In a statement dated August 17, the Danish shipping conglomerate announced a second-quarter profit of US$26 million compared to a loss of $264 million in the same quarter last year, but said this result remained “unsatisfactory.”

Revenue grew 24% to $9.5 billion across segments, 5.7% excluding the effect from Hamburg Süd, Moller-Maersk said. Revenue growth was seen in key areas such as logistics & services, which among others was positively affected by increase in service of its customers supply chain management and in gateway & towage.

At the same time, the company said it realized synergies from the integration of Hamburg Süd and from the increased collaboration across existing transport, logistics and ports businesses, contributing positively to the profitability.

“With revenue up 24% in Q2, we continued to deliver strong growth. The acquisition of Hamburg Süd of course was a positive contributor to growth in our Ocean segment, and we are pleased with the organic growth in non-Ocean,” said Soren Skou, CEO of Moller-Maersk.

For the full year of 2018, Skou said they expect revenue of around $40 billion, up almost 50% since 2016.

“Profitability was significantly impacted by higher bunker prices in Q2 and remained at unsatisfactory levels. For the rest of the year we expect improvements in our profitability driven by lower unit cost and higher freight rates,” he continued.

The group delivered a sharp improvement in unit cost in ocean, after a first quarter that was negatively impacted by inflow of capacity from the acquisition of Hamburg Süd and network issues.

“Lower unit costs were mainly driven by a reduction in network costs in ocean, comprising network changes and increase in loaded volume,” said Moller-Maersk.

Furthermore, the revenue in ocean grew 25% to $7 billion in the second quarter, 0.6% excluding Hamburg Süd, and volumes grew 26%, or 4.3% excluding Hamburg Süd, which is in line with estimated market growth of around 4%.

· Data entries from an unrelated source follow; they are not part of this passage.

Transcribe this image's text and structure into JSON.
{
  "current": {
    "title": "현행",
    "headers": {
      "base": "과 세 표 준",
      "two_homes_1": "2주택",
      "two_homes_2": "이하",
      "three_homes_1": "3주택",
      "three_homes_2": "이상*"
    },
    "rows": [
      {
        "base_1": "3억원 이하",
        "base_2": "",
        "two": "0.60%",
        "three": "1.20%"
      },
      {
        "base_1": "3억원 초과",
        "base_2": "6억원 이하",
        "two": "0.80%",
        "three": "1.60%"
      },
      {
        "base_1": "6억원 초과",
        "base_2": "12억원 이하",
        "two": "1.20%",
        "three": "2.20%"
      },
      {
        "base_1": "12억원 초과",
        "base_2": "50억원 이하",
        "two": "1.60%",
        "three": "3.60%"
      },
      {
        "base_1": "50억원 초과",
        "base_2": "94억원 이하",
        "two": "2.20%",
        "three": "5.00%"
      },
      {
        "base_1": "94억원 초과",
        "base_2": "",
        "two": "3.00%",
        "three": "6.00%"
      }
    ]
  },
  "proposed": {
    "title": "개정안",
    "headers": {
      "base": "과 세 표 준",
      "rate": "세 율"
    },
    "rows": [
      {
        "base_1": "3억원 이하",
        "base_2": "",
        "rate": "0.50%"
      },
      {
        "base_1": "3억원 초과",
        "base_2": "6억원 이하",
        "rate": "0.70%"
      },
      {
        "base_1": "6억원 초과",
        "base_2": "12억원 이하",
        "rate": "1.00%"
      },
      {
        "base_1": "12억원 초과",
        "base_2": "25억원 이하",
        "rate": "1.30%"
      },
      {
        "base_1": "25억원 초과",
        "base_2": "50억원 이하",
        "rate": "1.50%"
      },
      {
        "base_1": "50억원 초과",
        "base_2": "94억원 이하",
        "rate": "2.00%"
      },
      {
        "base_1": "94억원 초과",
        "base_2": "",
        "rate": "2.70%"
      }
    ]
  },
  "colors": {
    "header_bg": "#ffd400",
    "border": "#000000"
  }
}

However, group EBITDA for the second quarter declined 18% to $883 million, negatively impacted by increased bunker costs in ocean. “Combined with the development in freight rates and uncertainties related to trade tensions it led to an adjustment in the expectation for EBITDA for the full-year 2018 to reach in the range of USD 3.5-4.2bn,” said Moller-Maersk.

It added that the organic volume growth in ocean for the full year is still expected to be slightly below the estimated average market growth of 2% to 4% for 2018.

“The guidance continues to be subject to uncertainties due to the current risk of further restrictions on global trade and other factors impacting container freight rates, bunker prices and rate of exchange,” it stated.

Meanwhile Moller-Maersk has decided to pursue a separate listing of Maersk Drilling Holding on Nasdaq in 2019.

“Having evaluated the different options for Maersk Drilling, A.P. Moller-Maersk has concluded that listing Maersk Drilling as a standalone company presents the most optimal and long-term prospects for its shareholders, offering them the possibility to participate in the value creation opportunity of a globally leading pure play offshore drilling company with long-term development prospects,” it said in a separate release.